Encarnado como homem, Ele se coloca no lugar de todos. Caminha entre todos. Mas Sua intolerância ainda se faz presente: Ele não suporta o pecado. Mesmo em meio aos religiosos, prostitutas, corruptos e endemoniados, Ele continua intolerante. Mas Sua intolerância não é fruto de uma bolha de vaidade — é consequência de uma natureza santa. Logo, para Ele, não é questão de argumento ou discurso, é quem Ele é. Quando entrava numa bolha — não importava qual fosse —, essa bolha estourava, pois não conseguia suportá-Lo. Mesmo estando dentro da bolha, Seu nível de intolerância era tão alto que Ele podia se relacionar com tudo aquilo que não tolerava sem ser atingido. Sua identidade era mais forte do que tudo. Sua natureza era divina. O Espírito que criou tudo estava n’Ele. E, quando Ele entrava na bolha da prostituta, do corrupto, do religioso, Ele entrava não para exterminar o agente da Sua intolerância, mas para transformá-lo.

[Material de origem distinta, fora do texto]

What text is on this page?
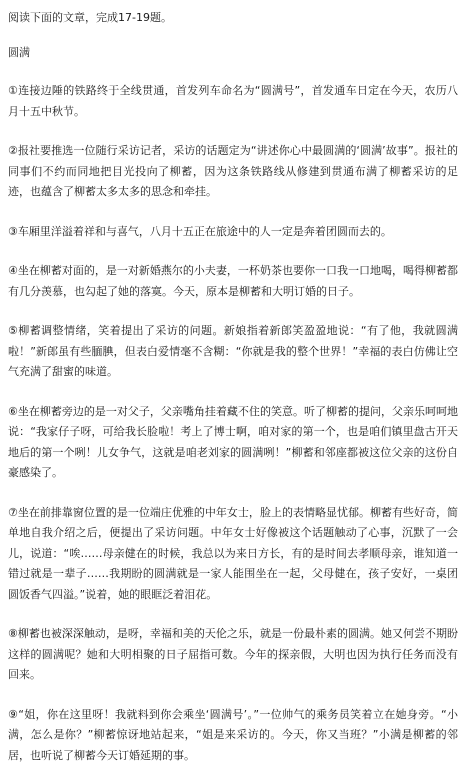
阅读下面的文章，完成17-19题。
圆满

①连接边陲的铁路终于全线贯通，首发列车命名为“圆满号”，首发通车日定在今天，农历八月十五中秋节。

②报社要推选一位随行采访记者，采访的话题定为“讲述你心中最圆满的‘圆满’故事”。报社的同事们不约而同地把目光投向了柳蓄，因为这条铁路线从修建到贯通布满了柳蓄采访的足迹，也蕴含了柳蓄太多太多的思念和牵挂。

③车厢里洋溢着祥和与喜气，八月十五正在旅途中的人一定是奔着团圆而去的。

④坐在柳蓄对面的，是一对新婚燕尔的小夫妻，一杯奶茶也要你一口我一口地喝，喝得柳蓄都有几分羡慕，也勾起了她的落寞。今天，原本是柳蓄和大明订婚的日子。

⑤柳蓄调整情绪，笑着提出了采访的问题。新娘指着新郎笑盈盈地说：“有了他，我就圆满啦！”新郎虽有些腼腆，但表白爱情毫不含糊：“你就是我的整个世界！”幸福的表白仿佛让空气充满了甜蜜的味道。

⑥坐在柳蓄旁边的是一对父子，父亲嘴角挂着藏不住的笑意。听了柳蓄的提问，父亲乐呵呵地说：“我家仔子呀，可给我长脸啦！考上了博士啊，咱对家的第一个，也是咱们镇里盘古开天地后的第一个咧！儿女争气，这就是咱老刘家的圆满咧！”柳蓄和邻座都被这位父亲的这份自豪感染了。

⑦坐在前排靠窗位置的是一位端庄优雅的中年女士，脸上的表情略显忧郁。柳蓄有些好奇，简单地自我介绍之后，便提出了采访问题。中年女士好像被这个话题触动了心事，沉默了一会儿，说道：“唉……母亲健在的时候，我总以为来日方长，有的是时间去孝顺母亲，谁知道一错过就是一辈子……我期盼的圆满就是一家人能围坐在一起，父母健在，孩子安好，一桌团圆饭香气四溢。”说着，她的眼眶泛着泪花。

⑧柳蓄也被深深触动，是呀，幸福和美的天伦之乐，就是一份最朴素的圆满。她又何尝不期盼这样的圆满呢？她和大明相聚的日子屈指可数。今年的探亲假，大明也因为执行任务而没有回来。

⑨“姐，你在这里呀！我就料到你会乘坐‘圆满号’。”一位帅气的乘务员笑着立在她身旁。“小满，怎么是你？”柳蓄惊讶地站起来，“姐是来采访的。今天，你又当班？”小满是柳蓄的邻居，也听说了柳蓄今天订婚延期的事。
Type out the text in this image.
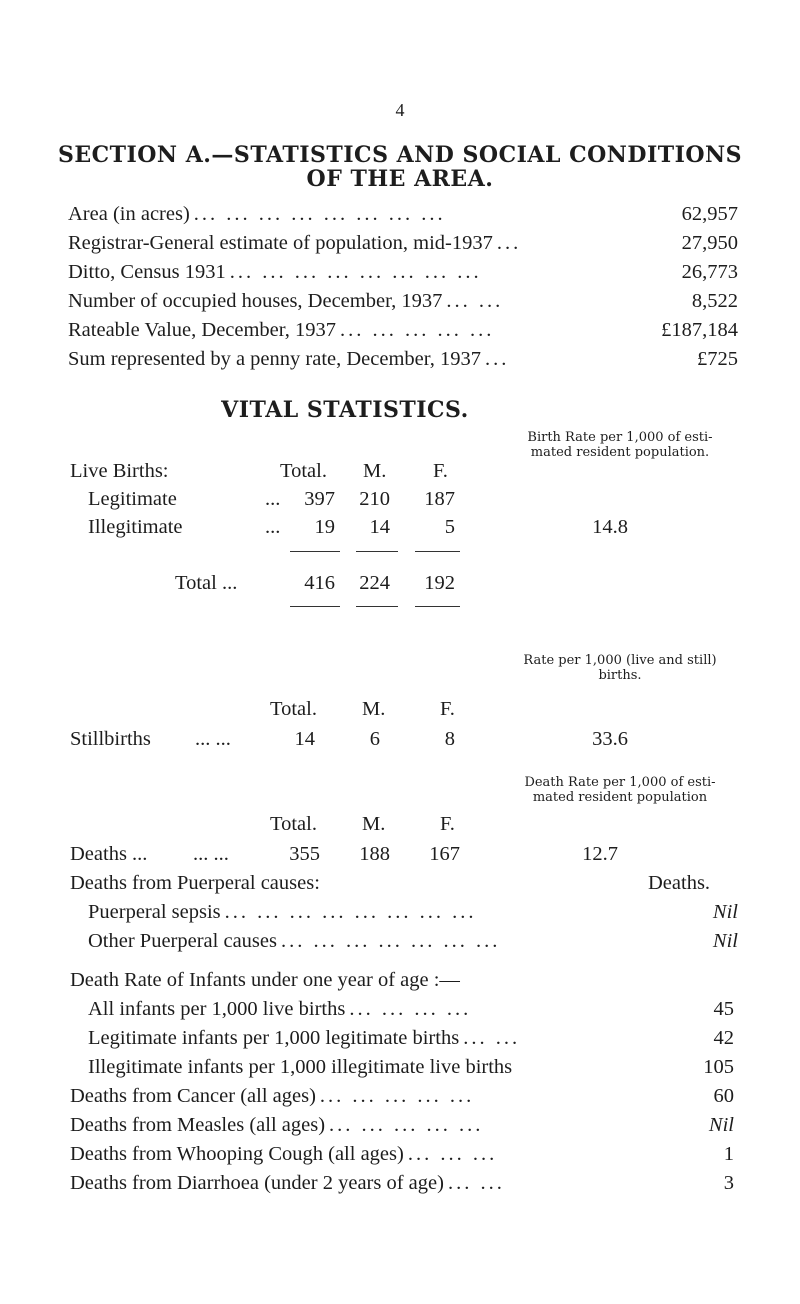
4
SECTION A.—STATISTICS AND SOCIAL CONDITIONS
OF THE AREA.
Area (in acres) ... ... ... ... ... ... ... ...	62,957
Registrar-General estimate of population, mid-1937 ...	27,950
Ditto, Census 1931 ... ... ... ... ... ... ... ...	26,773
Number of occupied houses, December, 1937 ... ...	8,522
Rateable Value, December, 1937 ... ... ... ... ...	£187,184
Sum represented by a penny rate, December, 1937 ...	£725
VITAL STATISTICS.
Birth Rate per 1,000 of esti-
mated resident population.
Live Births:	Total. M. F.
Legitimate	...	397	210	187
Illegitimate	...	19	14	5	14.8
Total ...	416	224	192
Rate per 1,000 (live and still)
births.
Total. M.	F.
Stillbirths ... ...	14	6	8	33.6
Death Rate per 1,000 of esti-
mated resident population
Total. M.	F.
Deaths ... ... ...	355	188	167	12.7
Deaths from Puerperal causes:	Deaths.
Puerperal sepsis ... ... ... ... ... ... ... ...	Nil
Other Puerperal causes ... ... ... ... ... ... ...	Nil
Death Rate of Infants under one year of age :—
All infants per 1,000 live births ... ... ... ...	45
Legitimate infants per 1,000 legitimate births ... ...	42
Illegitimate infants per 1,000 illegitimate live births	105
Deaths from Cancer (all ages) ... ... ... ... ...	60
Deaths from Measles (all ages) ... ... ... ... ...	Nil
Deaths from Whooping Cough (all ages) ... ... ...	1
Deaths from Diarrhoea (under 2 years of age) ... ...	3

Sua intolerância não era maior que Sua natureza. O Espírito de vida estava n’Ele. Logo, Sua intolerância não permitia que Ele se conformasse ao pecado, muito menos o suportasse — mas Sua natureza o levava a exterminar o pecado e transformar o pecador. Foi assim em todas as bolhas que Ele entrou. Foi assim na minha bolha e na de milhares de pessoas ao longo desses últimos dois mil anos.

Ao invés de julgar, condenar e se isolar em Seu trono de glória, Ele continua se colocando no lugar do outro, pagando o preço para que cada um possa sair de sua bolha, mostrando, de dentro dela, que existe vida lá fora. E a vida é Ele, e está n’Ele. O exemplo perfeito do maior intolerante que a humanidade já viu. Que possamos ser cada vez mais intolerantes como Ele foi — e possamos estourar mais bolhas do que Ele estourou. Afinal, o modelo perfeito não está na direita, nem na esquerda — Ele vem de cima, e está dentro de nós!